Introduction
Finally the latest trend of the x86-processor arena has caught up with AMD's flagship the Athlon-processor as well. Since Intel had started to integrate 128 kB of second level cache onto the processor die of its Celeron processor (the good old 'Mendocino'-core) late 1998, one processor after the other followed this example. Number two was 'Dixon', Intel's mobile Pentium II CPU with 256 kB L2 cache, then AMD followed with the K6-3 which also sported 256 kB of on-die L2-cache. Finally, Intel launched the famous 'Coppermine'-core, which again uses 256 kB on-die L2-cache to make sure that Pentium III is able to compete with AMD's Athlon CPU. Now AMD followed suit and launched a new Athlon processor, coming with the highly anticipated 'Thunderbird' core.
On-Die Second Level Cache Makes the Difference
What's the big deal about an L2-cache that shares its silicon with the processor core? There are actually several big advantages that make this solution very attractive, but at the same time it's not quite that easy to implement.

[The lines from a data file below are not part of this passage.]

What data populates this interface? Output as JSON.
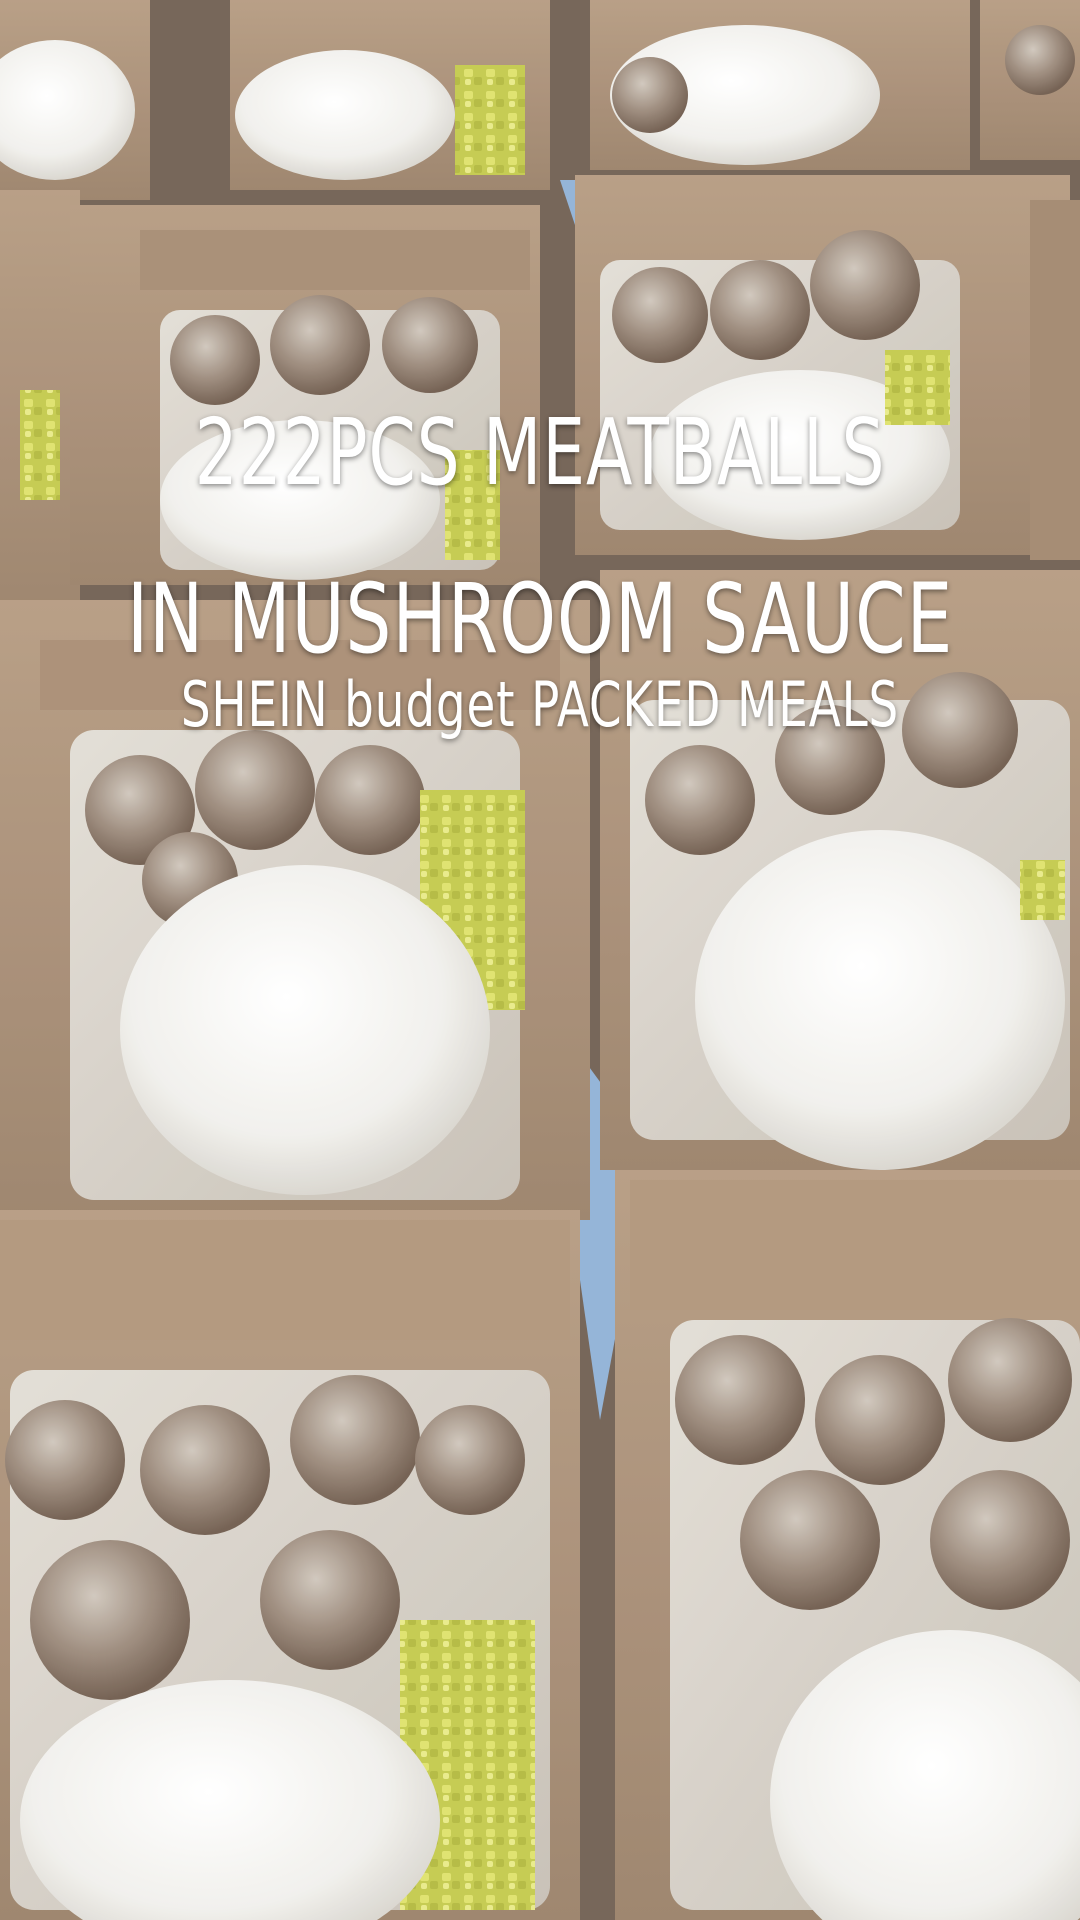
{
  "overlay_text": {
    "line1": "222PCS MEATBALLS",
    "line2": "IN MUSHROOM SAUCE",
    "line3": "SHEIN budget PACKED MEALS"
  },
  "colors": {
    "caption_text": "#ffffff",
    "box_cardboard": "#a88e74",
    "box_shadow": "#6e5a48",
    "rice": "#f4f3ef",
    "sauce": "#d8d2c8",
    "meatball": "#8a7766",
    "pickles": "#c9cf52",
    "table_blue": "#8fb1d6"
  }
}
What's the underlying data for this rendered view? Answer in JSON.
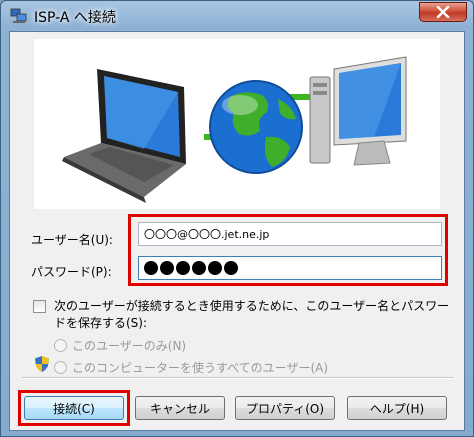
{
  "window": {
    "title": "ISP-A へ接続"
  },
  "form": {
    "username_label": "ユーザー名(U):",
    "username_value": "〇〇〇@〇〇〇.jet.ne.jp",
    "password_label": "パスワード(P):",
    "password_dots": 6,
    "save_checkbox_label": "次のユーザーが接続するとき使用するために、このユーザー名とパスワードを保存する(S):",
    "save_checked": false,
    "radio_me_only": "このユーザーのみ(N)",
    "radio_all_users": "このコンピューターを使うすべてのユーザー(A)"
  },
  "buttons": {
    "connect": "接続(C)",
    "cancel": "キャンセル",
    "properties": "プロパティ(O)",
    "help": "ヘルプ(H)"
  },
  "colors": {
    "highlight": "#e00000",
    "link_line": "#3cb522"
  }
}
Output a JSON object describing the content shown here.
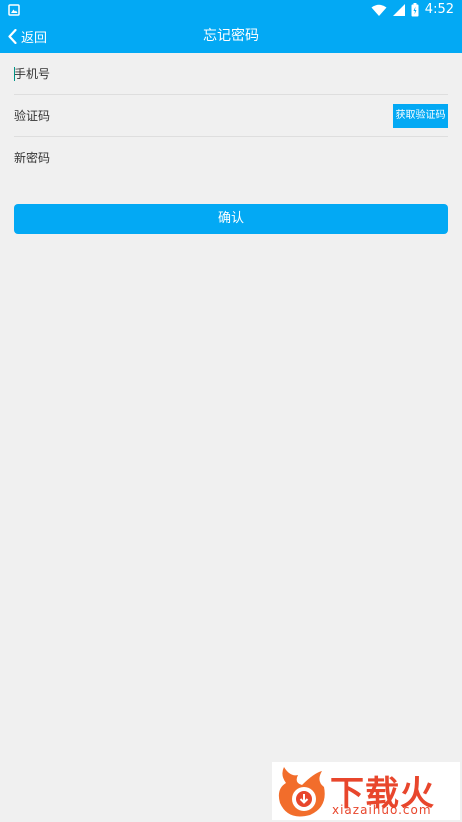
{
  "status_bar": {
    "time": "4:52"
  },
  "app_bar": {
    "back_label": "返回",
    "title": "忘记密码"
  },
  "form": {
    "phone_placeholder": "手机号",
    "code_placeholder": "验证码",
    "get_code_label": "获取验证码",
    "new_password_placeholder": "新密码"
  },
  "confirm_label": "确认",
  "watermark": {
    "brand": "下载火",
    "domain": "xiazaihuo.com"
  },
  "colors": {
    "accent": "#03a9f4",
    "background": "#f0f0f0",
    "watermark": "#e8462c"
  }
}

On-Die L2-Cache Runs Faster
The first advantage of an L2-cache that is on the same silicon chip as the processor core is the fact that both parts can run at the same clock specifications. This means that the core and the second level cache clock frequency can be identical, making sure that the core doesn't have to wait a long time until the L2-cache delivers data. Before, when second level cache was found on external chips, it was only able to run at half or even less speed than the processor core. The worst scenario was or still is found in Athlon CPUs that run at 900, 950 or 1000 MHz, where the L2-cache is actually clocked at only a third of the core clock, forcing the processor core to wait up to 2 clock cycles until it can receive data from the L2-cache. The 3rd-party SRAM-makers simply couldn't supply L2-cache modules that would endure more than 400 MHz clock frequency, and so the great Giga-Athlon came so far with an L2-cache that is hardly faster than the L2-cache of an Athlon 800. On-die L2-cache is able to make sure that processors can still receive data from their L2-caches without much wait, even when they run at clock speeds way beyond 1 GHz.